Re-hypothecation occurs when a bank or broker re-uses collateral posted by clients, such as hedge funds, to back the broker’s own trades and borrowings.
This practice of re-hypothecation runs into the trillions of dollars and is perfectly legal.
It is justified by brokers on the basis that it is a capital efficient way of financing their operations much to the chagrin of hedge funds. In the UK, there is absolutely no statutory limit on the amount that can be re-hypothecated.
When MF Global went bankrupt news immediately spread that investors like Gerald Celente, who was heavily invested in paper futures contracts, got screwed.

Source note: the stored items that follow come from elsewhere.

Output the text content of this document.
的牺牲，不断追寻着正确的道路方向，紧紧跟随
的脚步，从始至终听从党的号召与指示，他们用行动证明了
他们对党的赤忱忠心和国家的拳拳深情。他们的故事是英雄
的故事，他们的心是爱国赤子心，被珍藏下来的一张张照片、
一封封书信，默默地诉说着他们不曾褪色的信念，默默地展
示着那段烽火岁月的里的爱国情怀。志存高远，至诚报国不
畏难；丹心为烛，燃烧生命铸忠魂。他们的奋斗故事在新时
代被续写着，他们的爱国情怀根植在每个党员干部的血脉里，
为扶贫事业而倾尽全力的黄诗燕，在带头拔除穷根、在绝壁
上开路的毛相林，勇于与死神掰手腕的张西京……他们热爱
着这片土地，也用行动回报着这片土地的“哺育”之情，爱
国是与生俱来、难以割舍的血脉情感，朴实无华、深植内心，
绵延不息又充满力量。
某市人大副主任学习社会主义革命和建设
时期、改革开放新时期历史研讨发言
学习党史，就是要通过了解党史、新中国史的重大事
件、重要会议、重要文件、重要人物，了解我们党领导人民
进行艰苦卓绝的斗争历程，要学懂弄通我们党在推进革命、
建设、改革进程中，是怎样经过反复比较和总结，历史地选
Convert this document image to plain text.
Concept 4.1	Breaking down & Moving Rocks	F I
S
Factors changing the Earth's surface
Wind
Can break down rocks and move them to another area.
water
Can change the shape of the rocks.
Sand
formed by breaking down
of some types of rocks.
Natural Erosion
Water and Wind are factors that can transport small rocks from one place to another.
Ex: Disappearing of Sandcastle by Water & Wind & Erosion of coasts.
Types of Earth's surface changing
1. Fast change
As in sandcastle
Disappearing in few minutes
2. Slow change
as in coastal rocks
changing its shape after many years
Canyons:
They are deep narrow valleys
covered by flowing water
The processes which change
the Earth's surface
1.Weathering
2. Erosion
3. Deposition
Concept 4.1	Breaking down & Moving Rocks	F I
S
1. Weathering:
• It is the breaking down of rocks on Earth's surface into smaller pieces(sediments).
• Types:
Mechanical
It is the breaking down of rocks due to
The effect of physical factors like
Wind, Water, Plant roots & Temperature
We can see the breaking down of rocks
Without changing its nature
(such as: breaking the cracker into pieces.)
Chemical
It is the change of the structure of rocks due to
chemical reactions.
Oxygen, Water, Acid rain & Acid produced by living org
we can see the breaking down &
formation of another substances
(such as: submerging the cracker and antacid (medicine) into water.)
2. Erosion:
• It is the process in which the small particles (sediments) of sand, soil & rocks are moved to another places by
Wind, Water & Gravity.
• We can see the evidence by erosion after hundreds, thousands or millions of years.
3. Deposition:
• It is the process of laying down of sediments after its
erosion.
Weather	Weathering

His so-called 'gold' held at MF Global was instantly rendered a "General Unsecured Claim" and Celente may or may not receive a pennies on the dollar equitable treatment post liquidation.
What was less known was the fate of physical gold in the hands of the very same insolvent MF Global financial syndicate.
Last week Bloomberg
broke a stunning story whereby HSBC was suing the MF Global brokerage trustee to establish who was the rightful owner of gold bars worth about $850,000 and silver bars underlying contracts between the brokerage and a client.
In it's court filing HSBC wrote, "Five gold bars and 15 silver bars underlie eight Comex contracts between the brokerage and client Jason Fane of Ithaca, New York, London-based HSBC."
Both parties (Jason Fane and MF Global) have asserted claims to the bars, creating difficulties for HSBC, which is storing them. Jason Fane claims he deposited the bars with MF Global for storage. And MF Global has used the bars for collatteral in it's own dealings (rehypothecation).
HSBC has asked a judge to decide who the rightful owner is.
“HSBC has received conflicting instructions regarding ownership and disposition of the property. Accordingly, HSBC is exposed to multiple liabilities with respect to the disposition of the properties.”
Fane wrote HSBC after the bankruptcy, asking the bank to transfer the bars to his account at Brink’s, according to a copy of his letter filed in court. The trustee wrote HSBC saying the gold and silver was “customer property,” (property of MF Global, a customer of HSBC) and the bank shouldn’t turn it over to Fane.
MF Global's liquidation trustee James Giddens was basically saying Fane could not have his Gold and Silver back. The trustee claims MF Global rehypothecated Fane's Gold and Silver as collateral when it purchased CDS contracts. Thus the trustee will be taking the delivery of the said Gold and Silver due to it's SENIOR creditor status.
The crux of this suit is whether or not MF Global was rehypothecating, or lending, or repoing, that one physical asset that it should not have been transferring ownership rights to under any circumstances.
This is at the heart of the whole commingling situation: was MF Global using rehypothecated client gold to satisfy liabilities?
The thought alone should send shivers up the spine of all those who have been deriding Gold/Silver bugs, who have been warning about precisely this for years.
The implications could be staggering.